A diversificação das reservas dos bancos centrais também contribuiu para a valorização do ouro. Desde que os EUA congelaram ativos russos após a invasão da Ucrânia, vários governos passaram a enxergar o dólar como um risco, intensificando a compra de ouro. O volume anual adquirido pelos bancos centrais dobrou desde então, passando de 500 para mais de 1.000 toneladas anuais.

A China, uma das principais economias rivais dos EUA, aumentou suas aquisições de ouro a partir de 2022. Embora o ritmo de compra tenha desacelerado, outros países compensaram essa mudança, como Polônia, Índia e Turquia, que lideraram a demanda pelo metal no ano passado, segundo o World Gold Council.

Próximos alvos: US$ 3.500 no horizonte

Mesmo com a recente alta, o ouro ainda não atingiu seu recorde ajustado pela inflação, que foi de cerca de US$ 3.800 em 1980. Na época, uma combinação de crescimento econômico fraco, inflação elevada e tensões geopolíticas impulsionou os preços do metal.
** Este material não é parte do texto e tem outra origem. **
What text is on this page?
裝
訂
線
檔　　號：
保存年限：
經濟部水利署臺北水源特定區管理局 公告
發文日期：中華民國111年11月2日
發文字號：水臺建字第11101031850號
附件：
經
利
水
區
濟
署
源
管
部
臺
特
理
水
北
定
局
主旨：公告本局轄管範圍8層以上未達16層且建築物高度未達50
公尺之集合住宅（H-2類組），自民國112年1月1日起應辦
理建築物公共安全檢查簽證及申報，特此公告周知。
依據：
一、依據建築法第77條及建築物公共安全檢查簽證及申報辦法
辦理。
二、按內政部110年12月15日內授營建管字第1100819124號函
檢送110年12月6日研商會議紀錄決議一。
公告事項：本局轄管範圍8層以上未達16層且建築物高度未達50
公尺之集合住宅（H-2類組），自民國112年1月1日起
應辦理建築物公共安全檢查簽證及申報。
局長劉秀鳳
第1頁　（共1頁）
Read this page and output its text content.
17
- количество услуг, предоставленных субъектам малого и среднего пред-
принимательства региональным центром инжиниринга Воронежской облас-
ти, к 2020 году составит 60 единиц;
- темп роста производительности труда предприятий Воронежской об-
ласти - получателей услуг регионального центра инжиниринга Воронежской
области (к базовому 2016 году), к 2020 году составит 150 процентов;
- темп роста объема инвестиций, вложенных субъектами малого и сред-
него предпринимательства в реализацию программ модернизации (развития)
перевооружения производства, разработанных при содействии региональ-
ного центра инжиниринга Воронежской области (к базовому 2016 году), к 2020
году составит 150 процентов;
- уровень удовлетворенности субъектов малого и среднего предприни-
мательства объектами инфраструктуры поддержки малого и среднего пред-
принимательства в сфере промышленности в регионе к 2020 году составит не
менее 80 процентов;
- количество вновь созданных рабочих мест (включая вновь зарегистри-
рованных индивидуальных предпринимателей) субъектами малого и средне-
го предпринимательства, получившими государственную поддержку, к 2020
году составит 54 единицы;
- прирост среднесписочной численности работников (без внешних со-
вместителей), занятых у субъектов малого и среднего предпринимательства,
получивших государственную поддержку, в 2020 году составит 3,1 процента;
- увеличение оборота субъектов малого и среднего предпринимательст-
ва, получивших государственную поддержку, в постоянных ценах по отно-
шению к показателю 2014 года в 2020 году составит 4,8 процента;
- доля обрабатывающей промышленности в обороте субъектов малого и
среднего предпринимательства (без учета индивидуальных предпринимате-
O avanço para US$ 3.000 ocorreu mais rapidamente do que o previsto por muitos analistas. No último ano, conforme o ouro ultrapassava marcos como US$ 2.000 e US$ 2.500, as previsões de alta foram ajustadas. Agora, algumas estimativas já apontam para um novo patamar.

“Para o ouro atingir US$ 3.500 por onça, a demanda de investidores precisaria crescer 10%”, apontaram analistas do Bank of America liderados por Michael Widmer em relatório de 12 de fevereiro. “Isso representa um grande desafio, mas não é impossível.”